Because you want to use the Help and Support Center more efficiently, we'll first start with a quick look around the home page. Note the list of topics on the left side of the window, and a list of tasks on the right side. Click a topic to display a more specific list of subtopics; click a hyperlinked task to begin that particular task.
The home page is the starting point each and every time you open the Help and Support Center. This is not configurable, so it's certainly worthwhile to spend a little time here getting familiar with the home page's sections. There are four sections that will help get you on your way to getting your question answered:
Pick a Help Topic
This section presents a list of common help issues. From this list, you can get immediate help when setting up an XP network. You can get advice on setting up printing and faxing, along with tips to help you customize your computer. This list replaces the Help Content screen from previous versions of Windows.
Ask For Assistance
This section guides you through a couple of options for getting outside help with your computing issue.
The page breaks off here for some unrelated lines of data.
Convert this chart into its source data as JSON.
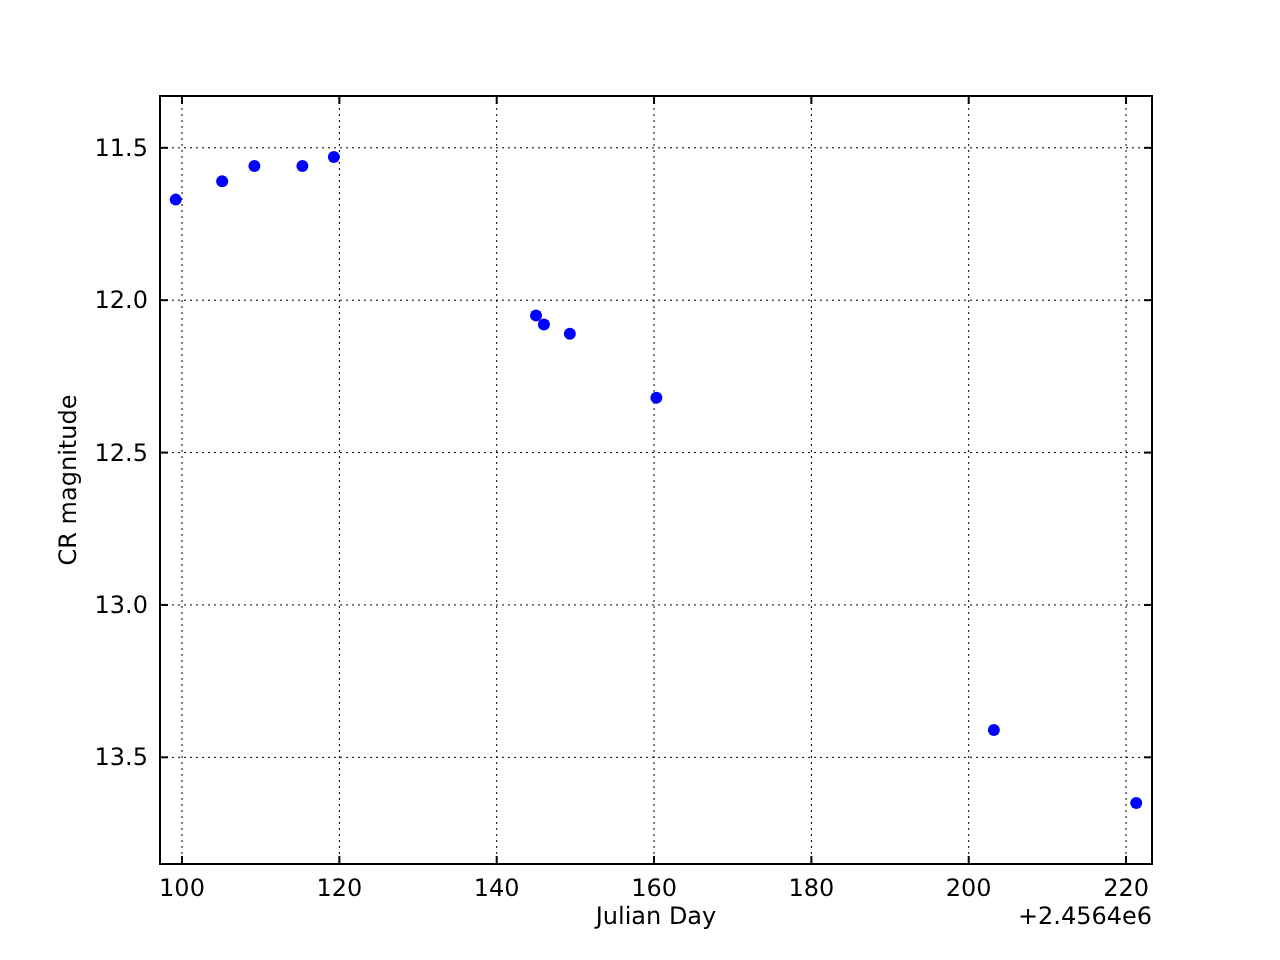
{
  "chart_data": {
    "type": "scatter",
    "xlabel": "Julian Day",
    "ylabel": "CR magnitude",
    "x": [
      99.2,
      105.1,
      109.2,
      115.3,
      119.3,
      145.0,
      146.0,
      149.3,
      160.3,
      203.2,
      221.3
    ],
    "series": [
      {
        "color": "#0000ff",
        "values": [
          11.67,
          11.61,
          11.56,
          11.56,
          11.53,
          12.05,
          12.08,
          12.11,
          12.32,
          13.41,
          13.65
        ]
      }
    ],
    "xlim": [
      97.2,
      223.3
    ],
    "xticks": [
      100,
      120,
      140,
      160,
      180,
      200,
      220
    ],
    "ylim": [
      13.85,
      11.33
    ],
    "yticks": [
      11.5,
      {
        "value": 12,
        "label": "12.0"
      },
      12.5,
      {
        "value": 13,
        "label": "13.0"
      },
      13.5
    ],
    "grid": true,
    "marker": "circle",
    "annotations": [
      "+2.4564e6"
    ]
  }
}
As explored in Chapter 9, "Playing Nicely with Others," and 12, "Email and Internet Browsing Tricks," the first option steps you through the process of getting someone to remotely control your system. Keep in mind that this feature sometimes calls on knowledge of several networking technologies. Choosing the second option in this section takes you to the Support page, which you can also directly access by clicking the Support toolbar button. We'll look at all the Support options in a separate chunk.
Pick a Task
The tasks listed in this section will help you keep XP running smoothly and help direct you to hardware and software products that should not create problems upon installation. From this list, you can also roll back changes to the operating system if hardware or software installations cause problems, as detailed in Chapter 13, "XP Backup and Recovery."
Did You Know
Mentioned previously, this list in the lower-right corner contains headlines provided by Microsoft support. Third parties can also customize this content, so if you're using a PC with Windows XP already installed, it's possible that the DYK content has been modified with links to your Original Equipment Manufacturer's (OEM) customized content.